The rest of the team, barring Aaliyah, turned to look at the Asian man, question obvious in their gazes. He coughed lightly, “Rich told me about it.” Ajax nodded, willing to take the man on his word, though her noticed that Aaliyah already knew what it all meant and had her face scrunched up in a mixture of too many emotions to count, most of them not even clearly appearing on her skin in their little coloured spots.
“You will be able to be challenged, yes. Other teams will be able to ask you for a fight, and at least once a week you have to agree to one of them and host it on the weekend slot.” Ajax opened his mouth to ask a question, but Aaliyah got to him before he could even say the first word.
“No, that doesn’t mean we can just ignore Baxter’s team. They can have their trainer petition for a match, and they’ll get it. Besides, we still have Graduation.” Aaliyah’s words came with a tone of frustration, not unusual for the girl, but only making the new information even more unsettling.
“Someone’s a quick study.” Tracker said, grinning at the girl, taking the reins from Willem’s hands for a moment. “There’s no point trying to rationalise why they have all these ridiculous measures in place. It’s all bureaucracy to the extreme.”
“Uh, what’s Graduation?” Ajax looked between Aaliyah, Tracker, and Willem hesitantly, “I’m assuming we don’t just get our certification and leave?” Willem barked coarsely with laughter.
“No, that would be too easy. Conventional graduation is much like that, just being given a final test and sent on your way, but since this team is funded to such a degree, including having a personal trainer and minder, you’re required to go through Graduation.” He enunciated the initial syllable of the word just to exemplify the difference between the two.
“It’s a gauntlet of battles against the others in the training program that are in combat training, from weakest to strongest. In the latter fights… well, things have less stringent rules to rely upon.” The team all grimaced, Walter grasping at the arm that’d been destroyed in his first ever match, a slight tingling feeling hidden deep in the flesh of it.
“We’re being pushed up further, aren’t we?” Aaliyah said, her mind as sharp as a scalpel, confusing the others in her team with the leap of logic, “There would be no point in putting us through ‘Graduation’ if Baxter’s team was going to leave before we did. They’ve been here for seven months, and if they go for the ten months instead of eight, then they’ll want us to Graduate in less than that.”

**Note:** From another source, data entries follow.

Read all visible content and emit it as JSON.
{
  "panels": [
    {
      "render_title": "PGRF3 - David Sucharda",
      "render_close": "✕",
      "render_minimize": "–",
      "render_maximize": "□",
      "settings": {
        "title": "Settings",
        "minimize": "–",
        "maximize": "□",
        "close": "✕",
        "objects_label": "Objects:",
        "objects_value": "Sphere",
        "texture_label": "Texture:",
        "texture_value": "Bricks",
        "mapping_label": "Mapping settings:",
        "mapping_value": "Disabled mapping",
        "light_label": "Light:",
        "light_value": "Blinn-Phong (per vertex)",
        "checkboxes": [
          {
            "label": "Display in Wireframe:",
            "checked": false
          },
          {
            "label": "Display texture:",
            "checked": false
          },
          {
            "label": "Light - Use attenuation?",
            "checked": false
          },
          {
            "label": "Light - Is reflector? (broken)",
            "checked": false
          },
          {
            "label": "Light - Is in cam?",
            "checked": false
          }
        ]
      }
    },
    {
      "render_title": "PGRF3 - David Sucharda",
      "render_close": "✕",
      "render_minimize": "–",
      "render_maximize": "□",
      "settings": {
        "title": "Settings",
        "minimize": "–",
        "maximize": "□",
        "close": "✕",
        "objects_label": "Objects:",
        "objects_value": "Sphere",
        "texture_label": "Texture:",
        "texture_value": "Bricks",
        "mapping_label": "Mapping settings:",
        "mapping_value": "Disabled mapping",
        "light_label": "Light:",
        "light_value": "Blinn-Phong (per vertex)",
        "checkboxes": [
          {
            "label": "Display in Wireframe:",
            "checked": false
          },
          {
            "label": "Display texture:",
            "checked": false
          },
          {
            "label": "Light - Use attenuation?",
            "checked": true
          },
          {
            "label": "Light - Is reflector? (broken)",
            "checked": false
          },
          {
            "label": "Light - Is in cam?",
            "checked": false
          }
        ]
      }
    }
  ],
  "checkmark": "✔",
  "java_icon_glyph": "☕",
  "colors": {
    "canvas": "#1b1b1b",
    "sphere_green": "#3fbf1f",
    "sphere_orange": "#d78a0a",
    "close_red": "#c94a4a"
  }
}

The agony on the faces of the trainees as they looked to Willem and Tracker for confirmation was almost palpable. Willem nodded, citing his earlier two-month prediction, eliciting a chorus of groans, even Mirah joining in on the exasperated symphony.
“We’re supposed to live through this Graduation with two months training. Is that from now, or was it a week ago when we started doing this training?”
“A week ago,” though Willem paused for a moment before correcting himself, “or almost two weeks, after your recoveries.” They almost managed to groan yet again before Tracker snapped her fingers commandingly.
“Be quiet!” She said harshly, breaking the usually amiable persona she held, “You don’t have time to moan and groan. Besides, surviving your Graduation isn’t going to be the problem, it’s what comes afterwards.”
“Afterwards?” Walter squeaked, a nervous frown worming its way onto his face while he clasped his hands together in a white-knuckled grip.
“When you’re no longer in here, and there isn’t anyone to protect you from what Baxter and his team might do when they too get out of here. You have what amounts to almost two months to get yourself ready for what comes after Graduation, especially with what I can already see that you’ll want to be doing once you do.”
The team, sufficiently called out on their heroic inclinations, stayed quiet as they looked around the room sourly. Aaliyah was just frustrated and angry, all around. Her future was being controlled from the shadows with no real way for her to usefully affect it. She knew that she was going down a dangerous path, even if she wasn’t as into the whole heroicism thing as Walter and Ajax were.
Mirah and her shared many opinions on the matter, having talked to her more, though Mirah’s ideals were inherently more black-and-white than reality really reflected. Aaliyah was too self-preservationist to have the grand ideals of saving people like the boys, but she could see a little bit of merit in gaining indisputable social power by just continuously doing good things with your link.
It wasn’t a strategy that was open to many, and even their team had their own bonds that kept them tied to earth, stopping them for wholeheartedly throwing their lives into the meatgrinder of heroics.
But Aaliyah was starting to come around to the idea that they could really do something, whether the change was big or small. She decided, in that moment, that she would put it down to these weeks of training. If they went well, then she’d commit herself entirely, and if it didn’t, then she’d have to fund another path, unwilling to just let herself die to idealism.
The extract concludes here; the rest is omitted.